Harlan se quedó mirando al Programador y se puso rígido.

—Está jugando con las palabras —dijo sordamente—. Desde luego, ella está en el hipertiempo, pero ¿de qué me sirve eso? Quite la barrera en el cien mil.

—¿La qué?

—La barrera. La cabina no puede pasar.

—Nunca me ha hablado de esto —dijo Twissell, aturdido.

—¿No lo hice? —dijo Harlan con sorpresa.

¿Era posible? Había pensado en ello continuamente. ¿No le había dicho nada a Twissell? En efecto, no recordaba haberlo hecho. Pero luego recobró su firmeza.

—Conforme —dijo—. Se lo digo ahora. Quite la barrera.

—Pero esto es imposible. ¿Una barrera contra las cabinas? ¿Una barrera temporal?

—¿Quiere decir que usted no mandó colocarla?

—Yo no lo hice. Por el Tiempo, lo juro.

—Entonces... entonces —Harlan se puso pálido—. Entonces lo ha hecho el Consejo. Conocían todo este asunto y han tomado una iniciativa sin consultarle a usted y..., por todos los Tiempos y Realidades, pueden seguir esperando su anuncio y a Cooper, Mallansohn y a toda la Eternidad. No se lo daré. No, ¡nunca!
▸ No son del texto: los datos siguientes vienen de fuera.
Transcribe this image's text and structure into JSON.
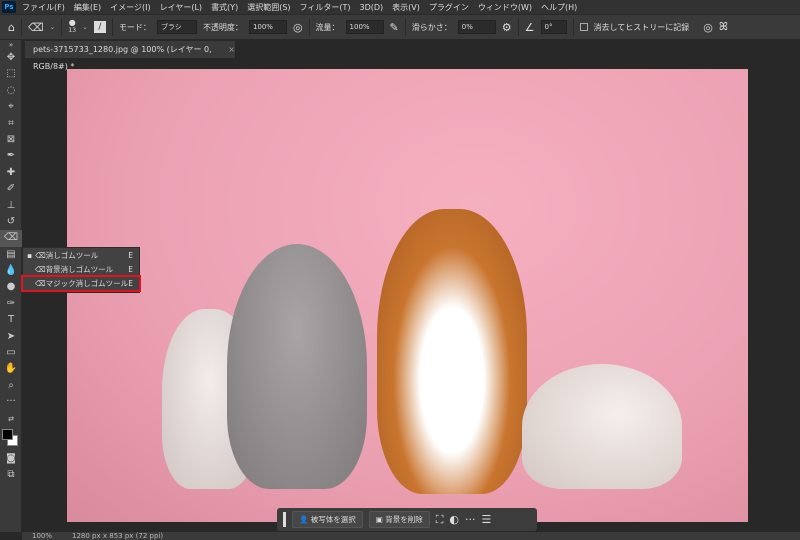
{
  "menu": {
    "logo": "Ps",
    "items": [
      "ファイル(F)",
      "編集(E)",
      "イメージ(I)",
      "レイヤー(L)",
      "書式(Y)",
      "選択範囲(S)",
      "フィルター(T)",
      "3D(D)",
      "表示(V)",
      "プラグイン",
      "ウィンドウ(W)",
      "ヘルプ(H)"
    ]
  },
  "options": {
    "brush_size": "13",
    "mode_label": "モード：",
    "mode_value": "ブラシ",
    "opacity_label": "不透明度：",
    "opacity_value": "100%",
    "flow_label": "流量：",
    "flow_value": "100%",
    "smoothing_label": "滑らかさ：",
    "smoothing_value": "0%",
    "angle_value": "0°",
    "history_label": "消去してヒストリーに記録"
  },
  "tab": {
    "title": "pets-3715733_1280.jpg @ 100% (レイヤー 0, RGB/8#) *",
    "close": "×"
  },
  "flyout": {
    "items": [
      {
        "label": "消しゴムツール",
        "key": "E"
      },
      {
        "label": "背景消しゴムツール",
        "key": "E"
      },
      {
        "label": "マジック消しゴムツール",
        "key": "E"
      }
    ]
  },
  "contextbar": {
    "select_subject": "被写体を選択",
    "remove_bg": "背景を削除",
    "more": "···"
  },
  "status": {
    "zoom": "100%",
    "dimensions": "1280 px x 853 px (72 ppi)"
  },
  "colors": {
    "highlight": "#e0141e",
    "canvas_bg": "#f0a8b8"
  }
}
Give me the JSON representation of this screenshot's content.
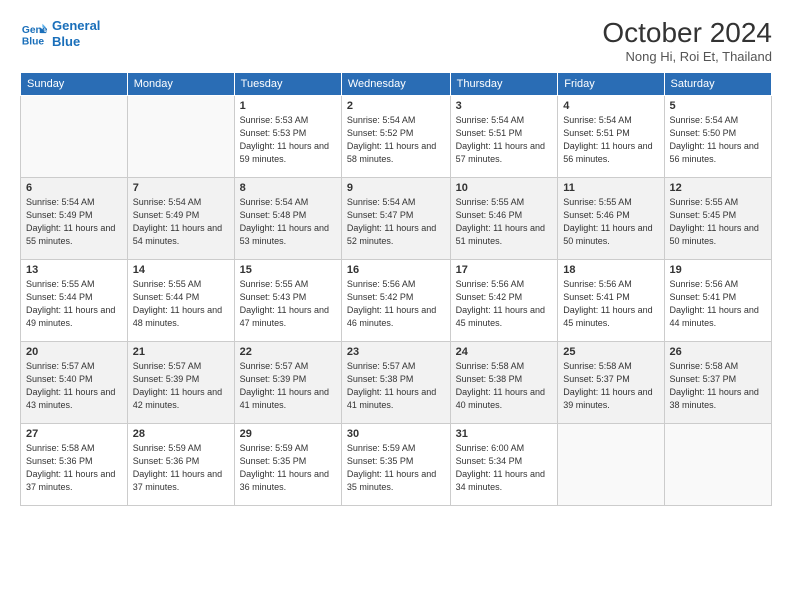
{
  "header": {
    "logo_line1": "General",
    "logo_line2": "Blue",
    "month": "October 2024",
    "location": "Nong Hi, Roi Et, Thailand"
  },
  "weekdays": [
    "Sunday",
    "Monday",
    "Tuesday",
    "Wednesday",
    "Thursday",
    "Friday",
    "Saturday"
  ],
  "weeks": [
    [
      {
        "day": "",
        "info": ""
      },
      {
        "day": "",
        "info": ""
      },
      {
        "day": "1",
        "info": "Sunrise: 5:53 AM\nSunset: 5:53 PM\nDaylight: 11 hours and 59 minutes."
      },
      {
        "day": "2",
        "info": "Sunrise: 5:54 AM\nSunset: 5:52 PM\nDaylight: 11 hours and 58 minutes."
      },
      {
        "day": "3",
        "info": "Sunrise: 5:54 AM\nSunset: 5:51 PM\nDaylight: 11 hours and 57 minutes."
      },
      {
        "day": "4",
        "info": "Sunrise: 5:54 AM\nSunset: 5:51 PM\nDaylight: 11 hours and 56 minutes."
      },
      {
        "day": "5",
        "info": "Sunrise: 5:54 AM\nSunset: 5:50 PM\nDaylight: 11 hours and 56 minutes."
      }
    ],
    [
      {
        "day": "6",
        "info": "Sunrise: 5:54 AM\nSunset: 5:49 PM\nDaylight: 11 hours and 55 minutes."
      },
      {
        "day": "7",
        "info": "Sunrise: 5:54 AM\nSunset: 5:49 PM\nDaylight: 11 hours and 54 minutes."
      },
      {
        "day": "8",
        "info": "Sunrise: 5:54 AM\nSunset: 5:48 PM\nDaylight: 11 hours and 53 minutes."
      },
      {
        "day": "9",
        "info": "Sunrise: 5:54 AM\nSunset: 5:47 PM\nDaylight: 11 hours and 52 minutes."
      },
      {
        "day": "10",
        "info": "Sunrise: 5:55 AM\nSunset: 5:46 PM\nDaylight: 11 hours and 51 minutes."
      },
      {
        "day": "11",
        "info": "Sunrise: 5:55 AM\nSunset: 5:46 PM\nDaylight: 11 hours and 50 minutes."
      },
      {
        "day": "12",
        "info": "Sunrise: 5:55 AM\nSunset: 5:45 PM\nDaylight: 11 hours and 50 minutes."
      }
    ],
    [
      {
        "day": "13",
        "info": "Sunrise: 5:55 AM\nSunset: 5:44 PM\nDaylight: 11 hours and 49 minutes."
      },
      {
        "day": "14",
        "info": "Sunrise: 5:55 AM\nSunset: 5:44 PM\nDaylight: 11 hours and 48 minutes."
      },
      {
        "day": "15",
        "info": "Sunrise: 5:55 AM\nSunset: 5:43 PM\nDaylight: 11 hours and 47 minutes."
      },
      {
        "day": "16",
        "info": "Sunrise: 5:56 AM\nSunset: 5:42 PM\nDaylight: 11 hours and 46 minutes."
      },
      {
        "day": "17",
        "info": "Sunrise: 5:56 AM\nSunset: 5:42 PM\nDaylight: 11 hours and 45 minutes."
      },
      {
        "day": "18",
        "info": "Sunrise: 5:56 AM\nSunset: 5:41 PM\nDaylight: 11 hours and 45 minutes."
      },
      {
        "day": "19",
        "info": "Sunrise: 5:56 AM\nSunset: 5:41 PM\nDaylight: 11 hours and 44 minutes."
      }
    ],
    [
      {
        "day": "20",
        "info": "Sunrise: 5:57 AM\nSunset: 5:40 PM\nDaylight: 11 hours and 43 minutes."
      },
      {
        "day": "21",
        "info": "Sunrise: 5:57 AM\nSunset: 5:39 PM\nDaylight: 11 hours and 42 minutes."
      },
      {
        "day": "22",
        "info": "Sunrise: 5:57 AM\nSunset: 5:39 PM\nDaylight: 11 hours and 41 minutes."
      },
      {
        "day": "23",
        "info": "Sunrise: 5:57 AM\nSunset: 5:38 PM\nDaylight: 11 hours and 41 minutes."
      },
      {
        "day": "24",
        "info": "Sunrise: 5:58 AM\nSunset: 5:38 PM\nDaylight: 11 hours and 40 minutes."
      },
      {
        "day": "25",
        "info": "Sunrise: 5:58 AM\nSunset: 5:37 PM\nDaylight: 11 hours and 39 minutes."
      },
      {
        "day": "26",
        "info": "Sunrise: 5:58 AM\nSunset: 5:37 PM\nDaylight: 11 hours and 38 minutes."
      }
    ],
    [
      {
        "day": "27",
        "info": "Sunrise: 5:58 AM\nSunset: 5:36 PM\nDaylight: 11 hours and 37 minutes."
      },
      {
        "day": "28",
        "info": "Sunrise: 5:59 AM\nSunset: 5:36 PM\nDaylight: 11 hours and 37 minutes."
      },
      {
        "day": "29",
        "info": "Sunrise: 5:59 AM\nSunset: 5:35 PM\nDaylight: 11 hours and 36 minutes."
      },
      {
        "day": "30",
        "info": "Sunrise: 5:59 AM\nSunset: 5:35 PM\nDaylight: 11 hours and 35 minutes."
      },
      {
        "day": "31",
        "info": "Sunrise: 6:00 AM\nSunset: 5:34 PM\nDaylight: 11 hours and 34 minutes."
      },
      {
        "day": "",
        "info": ""
      },
      {
        "day": "",
        "info": ""
      }
    ]
  ]
}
—¡Espere, espere! —dijo Twissell, agarrando desesperadamente el brazo de Harlan—. Serénese. Piense, muchacho, piense. El Consejo no ha puesto ninguna barrera.

—La barrera está allí.

—Pero nadie puede haber puesto semejante barrera. Nadie puede hacerlo. Es teóricamente imposible.

—Usted no lo sabe todo. La barrera está allí.

—Yo sé más que ningún otro del Consejo, y tal barrera es imposible.

—Pues allí está.

—En tal caso...

Harlan se dio cuenta de que en los ojos de Twissell había aparecido un terror abyecto; un terror que ni siquiera había surgido cuando se enteró de la pérdida de Cooper y del peligro que amenazaba a la Eternidad.

16
Los Siglos Ocultos

A
ndrew Harlan contempló con mirada distraída cómo trabajaban aquellos hombres. Ellos trataban de ignorar su presencia, porque era un Ejecutor. De costumbre él ni siquiera se habría fijado en su presencia, pues eran del Servicio de Mantenimiento. Pero ahora los observaba y, en su desesperación, hasta llegó a envidiarlos.